Johnson & Johnson announced Thursday it will discontinue development of aticaprant for major depressive disorder, dealing a significant blow to what was once considered a promising drug candidate with blockbuster potential.
The pharmaceutical giant had been conducting late-stage clinical trials evaluating aticaprant as an supplementary treatment for patients with difficult-to-treat major depressive disorder,
particularly focusing on those experiencing anhedonia – a core symptom characterized by diminished ability to feel pleasure or interest. Despite maintaining a favorable safety profile, the drug failed to demonstrate sufficient effectiveness in the intended patient population.

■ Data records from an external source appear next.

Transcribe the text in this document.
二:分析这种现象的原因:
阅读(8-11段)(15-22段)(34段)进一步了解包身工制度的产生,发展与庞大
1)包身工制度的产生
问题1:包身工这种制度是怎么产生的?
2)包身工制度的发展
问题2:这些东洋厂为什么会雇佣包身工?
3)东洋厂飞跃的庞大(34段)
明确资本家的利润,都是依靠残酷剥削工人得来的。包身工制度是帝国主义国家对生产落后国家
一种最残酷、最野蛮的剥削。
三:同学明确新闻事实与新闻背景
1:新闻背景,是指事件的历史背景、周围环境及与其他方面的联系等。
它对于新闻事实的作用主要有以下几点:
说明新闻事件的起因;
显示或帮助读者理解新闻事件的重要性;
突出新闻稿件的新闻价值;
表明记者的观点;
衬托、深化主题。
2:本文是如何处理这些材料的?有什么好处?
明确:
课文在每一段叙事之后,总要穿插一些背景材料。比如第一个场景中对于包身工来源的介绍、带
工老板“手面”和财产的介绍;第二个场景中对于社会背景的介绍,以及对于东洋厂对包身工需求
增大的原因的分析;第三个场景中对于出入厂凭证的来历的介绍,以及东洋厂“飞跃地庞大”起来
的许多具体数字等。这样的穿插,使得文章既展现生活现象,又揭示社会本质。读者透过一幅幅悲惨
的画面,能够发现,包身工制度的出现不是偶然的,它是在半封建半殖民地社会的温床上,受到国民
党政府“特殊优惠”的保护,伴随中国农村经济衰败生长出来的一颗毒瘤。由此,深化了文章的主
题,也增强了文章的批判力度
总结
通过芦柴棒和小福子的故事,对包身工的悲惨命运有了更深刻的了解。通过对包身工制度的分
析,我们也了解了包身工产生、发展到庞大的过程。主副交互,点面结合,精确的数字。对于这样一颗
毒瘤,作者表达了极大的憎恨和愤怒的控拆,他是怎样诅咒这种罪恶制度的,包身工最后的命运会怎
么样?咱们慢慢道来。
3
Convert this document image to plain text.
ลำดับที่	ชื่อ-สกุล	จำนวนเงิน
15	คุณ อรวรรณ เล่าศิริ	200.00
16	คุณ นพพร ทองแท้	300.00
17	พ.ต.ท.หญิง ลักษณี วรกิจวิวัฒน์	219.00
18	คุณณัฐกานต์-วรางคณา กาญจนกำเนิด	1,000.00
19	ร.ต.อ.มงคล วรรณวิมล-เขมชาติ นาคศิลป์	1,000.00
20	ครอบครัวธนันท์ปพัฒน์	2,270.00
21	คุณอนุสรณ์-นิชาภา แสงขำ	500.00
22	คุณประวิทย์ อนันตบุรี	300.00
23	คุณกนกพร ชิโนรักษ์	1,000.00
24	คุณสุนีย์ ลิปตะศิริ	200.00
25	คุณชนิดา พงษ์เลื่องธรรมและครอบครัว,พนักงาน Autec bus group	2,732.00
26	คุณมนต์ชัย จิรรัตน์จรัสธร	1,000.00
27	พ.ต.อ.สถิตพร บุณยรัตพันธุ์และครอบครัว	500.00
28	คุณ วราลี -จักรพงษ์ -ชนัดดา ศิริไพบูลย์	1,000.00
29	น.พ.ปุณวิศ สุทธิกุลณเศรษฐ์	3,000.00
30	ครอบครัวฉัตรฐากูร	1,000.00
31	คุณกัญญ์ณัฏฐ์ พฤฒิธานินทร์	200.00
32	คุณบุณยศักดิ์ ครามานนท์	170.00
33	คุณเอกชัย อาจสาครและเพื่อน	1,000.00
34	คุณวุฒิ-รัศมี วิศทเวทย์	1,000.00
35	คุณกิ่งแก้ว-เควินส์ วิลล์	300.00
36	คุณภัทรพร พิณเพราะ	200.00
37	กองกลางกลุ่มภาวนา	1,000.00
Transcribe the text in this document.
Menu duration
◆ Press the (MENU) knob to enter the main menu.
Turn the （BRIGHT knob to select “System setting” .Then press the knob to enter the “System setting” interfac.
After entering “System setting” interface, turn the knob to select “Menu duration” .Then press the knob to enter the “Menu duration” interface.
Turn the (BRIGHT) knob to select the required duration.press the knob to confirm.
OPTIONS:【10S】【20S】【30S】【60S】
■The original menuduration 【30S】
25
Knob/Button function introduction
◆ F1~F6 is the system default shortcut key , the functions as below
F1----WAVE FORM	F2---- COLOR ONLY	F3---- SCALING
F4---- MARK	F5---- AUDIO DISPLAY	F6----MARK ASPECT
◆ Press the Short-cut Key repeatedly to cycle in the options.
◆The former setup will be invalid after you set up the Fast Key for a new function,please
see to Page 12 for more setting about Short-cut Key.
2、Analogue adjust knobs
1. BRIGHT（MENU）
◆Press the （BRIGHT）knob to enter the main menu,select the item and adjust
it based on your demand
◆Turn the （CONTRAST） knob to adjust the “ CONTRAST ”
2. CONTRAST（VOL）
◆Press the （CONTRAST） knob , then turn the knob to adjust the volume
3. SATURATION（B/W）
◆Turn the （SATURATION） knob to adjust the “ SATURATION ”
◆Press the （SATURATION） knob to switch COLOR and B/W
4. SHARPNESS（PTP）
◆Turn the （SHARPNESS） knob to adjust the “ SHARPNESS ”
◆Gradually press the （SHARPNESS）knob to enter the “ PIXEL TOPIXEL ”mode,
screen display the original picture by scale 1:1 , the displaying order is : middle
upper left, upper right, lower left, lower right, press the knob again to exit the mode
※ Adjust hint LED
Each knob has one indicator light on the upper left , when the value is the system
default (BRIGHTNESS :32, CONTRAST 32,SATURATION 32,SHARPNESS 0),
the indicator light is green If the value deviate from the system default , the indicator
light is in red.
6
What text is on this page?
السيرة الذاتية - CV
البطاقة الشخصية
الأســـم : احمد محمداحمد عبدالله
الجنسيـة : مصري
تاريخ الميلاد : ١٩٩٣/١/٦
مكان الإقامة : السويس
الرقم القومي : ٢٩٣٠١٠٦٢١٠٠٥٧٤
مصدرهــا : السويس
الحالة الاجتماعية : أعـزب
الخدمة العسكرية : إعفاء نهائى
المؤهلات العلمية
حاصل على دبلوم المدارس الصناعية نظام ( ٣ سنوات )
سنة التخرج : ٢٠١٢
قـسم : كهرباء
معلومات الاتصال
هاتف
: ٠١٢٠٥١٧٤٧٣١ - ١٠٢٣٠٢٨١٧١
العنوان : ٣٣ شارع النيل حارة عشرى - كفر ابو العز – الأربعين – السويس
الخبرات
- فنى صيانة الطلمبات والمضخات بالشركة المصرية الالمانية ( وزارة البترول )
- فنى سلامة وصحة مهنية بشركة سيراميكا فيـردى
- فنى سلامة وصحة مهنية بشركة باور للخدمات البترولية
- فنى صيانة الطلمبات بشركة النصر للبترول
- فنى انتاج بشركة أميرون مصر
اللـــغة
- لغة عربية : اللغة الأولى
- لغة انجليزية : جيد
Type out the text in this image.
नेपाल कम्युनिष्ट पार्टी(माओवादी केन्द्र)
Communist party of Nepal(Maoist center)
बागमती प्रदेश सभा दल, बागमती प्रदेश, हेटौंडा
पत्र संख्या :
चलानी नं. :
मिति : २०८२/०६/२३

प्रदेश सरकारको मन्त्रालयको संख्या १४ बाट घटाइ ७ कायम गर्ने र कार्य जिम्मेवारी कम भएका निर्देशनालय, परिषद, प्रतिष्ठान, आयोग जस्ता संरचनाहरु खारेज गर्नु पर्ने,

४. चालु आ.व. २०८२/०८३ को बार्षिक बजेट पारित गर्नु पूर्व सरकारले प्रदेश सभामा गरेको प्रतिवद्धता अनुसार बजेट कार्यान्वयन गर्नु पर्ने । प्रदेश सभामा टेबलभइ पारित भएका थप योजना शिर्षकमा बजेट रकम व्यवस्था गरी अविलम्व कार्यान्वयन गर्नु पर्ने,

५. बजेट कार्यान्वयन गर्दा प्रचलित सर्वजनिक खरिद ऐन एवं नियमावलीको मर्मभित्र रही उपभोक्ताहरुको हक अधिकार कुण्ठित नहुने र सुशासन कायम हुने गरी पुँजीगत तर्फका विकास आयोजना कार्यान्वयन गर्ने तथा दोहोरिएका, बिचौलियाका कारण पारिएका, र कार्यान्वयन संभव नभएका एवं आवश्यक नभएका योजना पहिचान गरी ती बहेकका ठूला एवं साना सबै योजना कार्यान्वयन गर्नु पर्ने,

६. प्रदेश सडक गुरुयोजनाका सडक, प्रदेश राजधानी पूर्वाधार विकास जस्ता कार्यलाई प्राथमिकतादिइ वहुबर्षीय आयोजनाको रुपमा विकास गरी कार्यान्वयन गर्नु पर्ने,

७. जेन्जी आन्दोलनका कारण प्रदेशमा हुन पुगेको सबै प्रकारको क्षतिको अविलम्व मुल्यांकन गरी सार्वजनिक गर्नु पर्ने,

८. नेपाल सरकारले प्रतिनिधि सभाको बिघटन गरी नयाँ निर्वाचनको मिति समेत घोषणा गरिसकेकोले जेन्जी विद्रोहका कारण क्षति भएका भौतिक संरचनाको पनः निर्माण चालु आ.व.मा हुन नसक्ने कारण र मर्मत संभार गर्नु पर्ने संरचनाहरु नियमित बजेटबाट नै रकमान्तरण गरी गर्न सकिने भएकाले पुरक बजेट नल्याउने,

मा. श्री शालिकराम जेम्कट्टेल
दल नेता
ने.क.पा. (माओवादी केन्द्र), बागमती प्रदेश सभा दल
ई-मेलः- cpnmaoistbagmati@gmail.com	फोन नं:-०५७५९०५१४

The company indicated it hasn’t completely abandoned the compound, stating it will explore potential applications in other therapeutic areas with significant unmet medical needs. J&J also emphasized its continued dedication to neuroscience research, pointing to its recent $15 billion acquisition of Intra-Cellular Therapies, which produces the mental health medication Caplyta.
The setback comes after J&J’s optimistic projections in late 2023, when the company estimated aticaprant could generate annual sales between $1 billion and $5 billion at its peak. Wall Street analysts, including Leerink Partners’ David Risinger, had projected
approximately $1 billion in yearly sales by 2032.
Despite the development halt, J&J maintains its medicines division will achieve a compound annual growth rate of 5% to 7%. The division reported $57 billion in sales last year, representing a 4% increase from 2023.
The news had minimal impact on J&J’s stock, which rose more than 1% on Friday. However, it significantly affected Neumora Therapeutics, a biotech startup developing a similar drug, whose shares declined about 5%. Neumora, which launched in 2021 with $500 million in backing from prominent investors including Arch Venture Partners and Polaris Partners, has already faced challenges with its own kappa opioid receptor blocker, navacaprant, which failed to outperform placebo in a recent late-stage depression trial.
Both aticaprant and navacaprant target kappa opioid receptors, proteins that influence mood, stress response, and pain perception. RBC Capital Markets analyst Brian Abrahams suggests J&J’s decision could eliminate remaining optimism about these drugs’ potential in depression treatment and cast doubt on Neumora’s ongoing studies.
The impact on Neumora has been particularly severe, with its stock dropping more than 90% since its initial public offering. Stifel analyst Paul Matteis downgraded the company’s stock to “Hold,” describing J&J’s announcement as a “big blow” to the entire class of kappa opioid receptor drugs.
The development also raises questions about similar compounds in development, including AbbVie’s kappa opioid antagonist, acquired through its Cerevel Therapeutics purchase, which is currently in Phase 1 testing.
This setback could potentially complicate J&J’s ambitious goal of becoming the leading neuroscience company by 2030. However, the company’s diverse pipeline includes nearly 20 other novel drug candidates with potential blockbuster status, suggesting the overall impact on J&J’s long-term prospects may be limited.
The discontinuation of aticaprant’s development in depression represents another challenge in the ongoing effort to develop effective treatments for major depressive disorder, an area that has seen multiple setbacks despite significant investment and research efforts by pharmaceutical companies.